Quien ha sido alcanzado por uno de esos
golpes que hacen que una persona se retuerza por el suelo como un gusano medio
aplastado, no tiene palabras para expresar lo que ocurre. Los que le rodean, incluso
aquellos que han sufrido mucho, no pueden hacerse idea de lo que significa la
desdicha si no han estado en contacto con ella. Es algo específico,
irreductible a cualquier otra cosa; como los sonidos, de los que nadie puede
dar una idea a un sordomudo. Aquellos que han sido mutilados por la desdicha no
están en condiciones de prestar ayuda a nadie y son incapaces incluso de
desearlo. Así pues, la compasión para con los desdichados es una imposibilidad.

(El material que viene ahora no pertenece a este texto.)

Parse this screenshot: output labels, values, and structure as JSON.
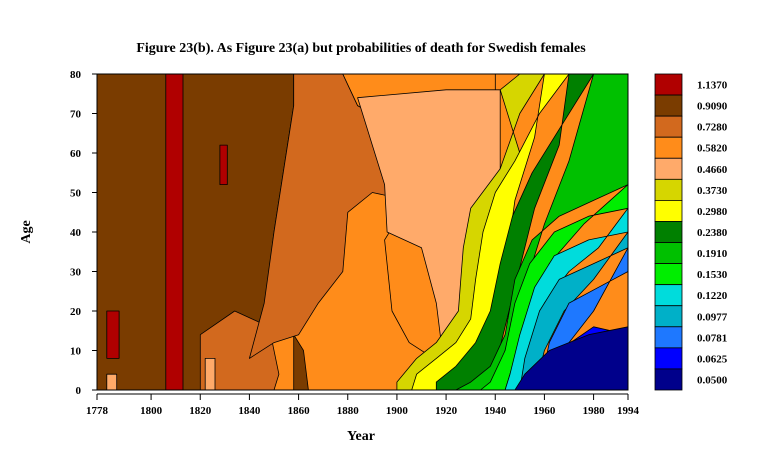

Cuando verdaderamente se produce, es un milagro más sorprendente que el caminar
sobre las aguas, la curación de un enfermo o incluso la resurrección de un
muerto.
La desdicha obligó a Cristo a suplicar
que se apartara de él el cáliz, a buscar consuelo junto a los hombres, a
creerse abandonado de su Padre. Obligó también a un justo a gritar contra Dios,
un justo tan perfecto como la naturaleza humana lo permite, más aún, quizá, si
Job no es tanto un personaje histórico como una representación de Cristo. “Se
ríe de la desdicha de los inocentes”. Esto no es una blasfemia sino un
auténtico grito arrancado al dolor. El libro de Job es de principio a fin una
pura maravilla de verdad y autenticidad. Respecto a la desdicha, todo lo que se
aparta de este modelo está manchado, en mayor o menos grado de mentira.